– Мы себя знаем, – вздохнул Михаил.

На обратном пути Эпштейн сказал:

– СССР умер, а на его месте процветают или прозябают новые страны со своей судьбой. Только на Брайтоне СССР по-прежнему существует и ведет свою некротическую, но буйную жизнь.

С тех пор прошло много лет, но я каждый раз вспоминаю идею Эпштейна, когда попадаю на Брайтон и наслаждаюсь его архаическим и пестрым обиходом – как на ВДНХ. Только тут в пределах одного квартала можно купить туркменский ковер, янтарное ожерелье, полтавскую вышиванку, закусить таллинской килькой и пообедать узбекским пловом.

В другой раз мы отправились на выставку Шагала в Еврейском музее Нью-Йорка.

– Такого музея, – сказал Эпштейн, – и быть не может. Ведь вторая заповедь запрещает иудеям создавать кумиры, а значит, и воспроизводить реальность, конкурируя с создавшим ее Богом.

– Но что же делать, – спросил я, – гениальному художнику-еврею вроде Марка Шагала?

– Искажать действительность, чтобы она не была похожей на существующую. Поэтому в авангарде всегда было столько мастеров еврейского происхождения. Сам авангард с его стратегией разложения видимого был компромиссом между новым вызовом искусства и наследственным чувством вины.

– Вот так, – согласился я, – те же евреи пропускают гласную в слове Б-г, чтобы не упоминать его всуе.

В третий раз мы были вместе на конференции в Лас-Вегасе, которая, естественно, проходила в одном из огромных казино.

– Как странно, – сказал Михаил мне по пути в зал заседаний, – видеть столько людей за игорными столами.

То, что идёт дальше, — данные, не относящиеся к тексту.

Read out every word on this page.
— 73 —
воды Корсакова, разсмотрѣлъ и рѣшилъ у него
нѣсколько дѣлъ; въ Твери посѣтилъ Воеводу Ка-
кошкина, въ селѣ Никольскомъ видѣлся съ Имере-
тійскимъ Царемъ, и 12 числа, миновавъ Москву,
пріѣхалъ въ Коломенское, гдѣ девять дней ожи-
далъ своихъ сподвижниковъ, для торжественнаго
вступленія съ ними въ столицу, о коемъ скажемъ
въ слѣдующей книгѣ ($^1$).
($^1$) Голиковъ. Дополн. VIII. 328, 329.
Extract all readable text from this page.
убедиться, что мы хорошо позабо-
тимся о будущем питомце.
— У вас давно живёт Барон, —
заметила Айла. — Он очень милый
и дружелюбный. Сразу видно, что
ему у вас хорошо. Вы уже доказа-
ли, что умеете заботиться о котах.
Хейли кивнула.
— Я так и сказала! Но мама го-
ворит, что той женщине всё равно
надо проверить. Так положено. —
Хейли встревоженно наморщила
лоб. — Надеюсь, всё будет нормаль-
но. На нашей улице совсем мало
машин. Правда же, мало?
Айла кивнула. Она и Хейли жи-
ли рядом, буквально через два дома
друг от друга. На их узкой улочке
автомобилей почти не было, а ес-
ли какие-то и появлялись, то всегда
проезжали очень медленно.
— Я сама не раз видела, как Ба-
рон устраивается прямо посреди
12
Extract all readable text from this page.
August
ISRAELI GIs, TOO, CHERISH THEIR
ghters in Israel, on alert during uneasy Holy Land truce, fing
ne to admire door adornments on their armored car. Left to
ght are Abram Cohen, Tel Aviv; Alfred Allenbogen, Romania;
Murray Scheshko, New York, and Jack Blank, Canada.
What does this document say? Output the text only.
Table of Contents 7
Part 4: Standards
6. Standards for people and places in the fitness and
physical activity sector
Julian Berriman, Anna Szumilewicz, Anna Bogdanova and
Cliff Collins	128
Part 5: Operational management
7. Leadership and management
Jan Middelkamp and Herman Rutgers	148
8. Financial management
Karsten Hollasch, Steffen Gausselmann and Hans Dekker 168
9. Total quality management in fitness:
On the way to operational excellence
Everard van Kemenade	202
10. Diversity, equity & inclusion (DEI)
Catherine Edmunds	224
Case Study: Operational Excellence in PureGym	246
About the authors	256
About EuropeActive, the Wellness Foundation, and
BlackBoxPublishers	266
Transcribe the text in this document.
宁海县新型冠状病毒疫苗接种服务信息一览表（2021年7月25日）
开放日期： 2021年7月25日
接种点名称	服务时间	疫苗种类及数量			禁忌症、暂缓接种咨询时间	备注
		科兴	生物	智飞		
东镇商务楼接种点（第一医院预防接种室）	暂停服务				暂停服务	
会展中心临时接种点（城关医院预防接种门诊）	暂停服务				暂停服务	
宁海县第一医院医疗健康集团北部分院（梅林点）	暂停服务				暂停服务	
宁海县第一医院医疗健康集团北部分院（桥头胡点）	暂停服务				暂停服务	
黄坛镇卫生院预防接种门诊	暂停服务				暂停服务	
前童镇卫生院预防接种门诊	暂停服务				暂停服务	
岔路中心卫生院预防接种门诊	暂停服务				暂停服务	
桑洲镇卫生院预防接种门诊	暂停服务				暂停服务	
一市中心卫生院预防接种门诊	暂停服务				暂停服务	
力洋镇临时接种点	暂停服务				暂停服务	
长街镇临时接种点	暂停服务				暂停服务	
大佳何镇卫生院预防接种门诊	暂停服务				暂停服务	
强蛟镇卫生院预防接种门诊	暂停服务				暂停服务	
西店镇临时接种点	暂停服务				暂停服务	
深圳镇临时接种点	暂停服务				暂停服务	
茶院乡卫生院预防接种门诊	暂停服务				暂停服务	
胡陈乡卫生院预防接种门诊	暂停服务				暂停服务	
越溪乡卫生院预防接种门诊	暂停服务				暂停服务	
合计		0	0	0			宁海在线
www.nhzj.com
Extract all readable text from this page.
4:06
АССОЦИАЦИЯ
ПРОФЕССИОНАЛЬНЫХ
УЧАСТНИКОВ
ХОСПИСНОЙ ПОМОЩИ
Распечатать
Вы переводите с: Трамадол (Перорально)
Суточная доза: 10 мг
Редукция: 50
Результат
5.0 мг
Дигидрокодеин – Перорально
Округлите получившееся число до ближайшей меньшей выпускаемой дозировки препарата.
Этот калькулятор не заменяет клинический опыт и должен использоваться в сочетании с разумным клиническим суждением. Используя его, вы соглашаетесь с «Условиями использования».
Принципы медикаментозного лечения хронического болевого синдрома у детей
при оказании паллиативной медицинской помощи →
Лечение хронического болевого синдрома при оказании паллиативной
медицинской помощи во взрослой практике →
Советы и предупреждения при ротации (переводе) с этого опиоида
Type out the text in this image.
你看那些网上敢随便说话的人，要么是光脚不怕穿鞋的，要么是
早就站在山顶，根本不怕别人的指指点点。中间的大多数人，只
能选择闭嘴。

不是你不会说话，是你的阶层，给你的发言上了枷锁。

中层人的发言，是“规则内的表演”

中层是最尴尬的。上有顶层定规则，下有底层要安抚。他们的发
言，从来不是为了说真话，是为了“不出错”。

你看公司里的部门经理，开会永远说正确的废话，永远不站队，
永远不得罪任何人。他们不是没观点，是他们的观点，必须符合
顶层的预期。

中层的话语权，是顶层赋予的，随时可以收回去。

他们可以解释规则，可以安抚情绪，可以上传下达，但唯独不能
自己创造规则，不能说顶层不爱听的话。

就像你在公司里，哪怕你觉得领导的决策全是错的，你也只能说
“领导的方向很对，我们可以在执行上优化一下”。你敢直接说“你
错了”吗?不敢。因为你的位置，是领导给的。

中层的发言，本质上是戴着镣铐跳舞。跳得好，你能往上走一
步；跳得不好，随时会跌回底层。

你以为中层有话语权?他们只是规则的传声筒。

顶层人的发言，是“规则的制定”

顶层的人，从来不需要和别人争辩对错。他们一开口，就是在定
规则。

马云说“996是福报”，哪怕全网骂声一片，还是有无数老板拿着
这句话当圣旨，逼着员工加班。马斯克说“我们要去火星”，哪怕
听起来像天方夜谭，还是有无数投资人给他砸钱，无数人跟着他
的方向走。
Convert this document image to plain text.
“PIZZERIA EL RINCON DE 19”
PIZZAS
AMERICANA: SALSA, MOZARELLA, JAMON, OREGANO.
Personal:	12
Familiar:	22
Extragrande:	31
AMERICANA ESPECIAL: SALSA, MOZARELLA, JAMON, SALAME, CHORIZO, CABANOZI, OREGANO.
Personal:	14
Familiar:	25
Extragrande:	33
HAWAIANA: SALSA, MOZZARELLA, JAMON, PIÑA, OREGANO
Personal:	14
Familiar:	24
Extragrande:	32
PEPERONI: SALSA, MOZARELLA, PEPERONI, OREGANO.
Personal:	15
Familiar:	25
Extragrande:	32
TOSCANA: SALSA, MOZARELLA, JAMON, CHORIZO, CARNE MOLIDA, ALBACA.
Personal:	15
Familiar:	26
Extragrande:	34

– Мы им, – возразил я, – кажемся куда более странными: приехать в столицу азарта и обсуждать проблемы интеллигенции, вместо того чтобы посвятить себя рулетке.

Но азарта и у нас хватало. Эпштейн развернул грандиозную концепцию рождения – прямо на наших глазах – американской интеллигенции.

– Если раньше, – говорил Михаил, – американцы считали ее чужеродным явлением и называли русским именем «intelligentsia», то теперь многие сами становятся ею. В эпоху Трампа дух протеста ведет к тому, что образованный класс США оказывается фрондой, приобретая все знакомые нам комплексы: неизбывное чувство вины перед ошибающимся, но безгрешным народом, категорическое недоверие к власти и мазохистское удовлетворение от своей горькой участи.

Я привел эти примеры не для того, чтобы очертить круг интересов Эпштейна. Это сделают другие. Я не описываю его научных достижений, оставив это тем, кто лучше разбирается в сложной вязи гуманитарных отраслей. Я всего лишь хочу обратить внимание на самую необычную и привлекательную особенность Эпштейна. Он, как уже было сказано, – мастер поэтической мысли, и это позволило ему срастить художественное и аналитическое творчество в один креативный процесс: вулкан концепций.

Нью-Йорк, май 2019

ТРАНСФОРМАТИВНАЯ ГУМАНИСТИКА МИХАИЛА ЭПШТЕЙНА: ПРОЛОГ К БУДУЩЕМУ НАШЕЙ ПРОФЕССИИ12

Кэрил Эмерсон

Манифест – необычный жанр. Подобно крику, он возвещает неприемлемость настоящего, неотложность действий, это рубеж, межа, за которой должны применяться иные принципы. Но наиболее действенные манифесты всегда глубоко погружены в прошлое. Чуткий к разломам и поворотным пунктам истории, манифест с высоты грядущего видит себя провозвестником, пусть даже его призывы не находят отклика. Впрочем, так оно, как правило, и бывает. Манифест выполняет свою преобразовательную миссию, если, описывая методы и цели будущего, не впадает в утопию и не грозит апокалипсисом. Манифесты отличает дерзновенная вера в то, что человечество есть и пребудет. И неудивительно, что трансформативные гуманитарные науки у Михаила Эпштейна имеют долгую и богатую предысторию.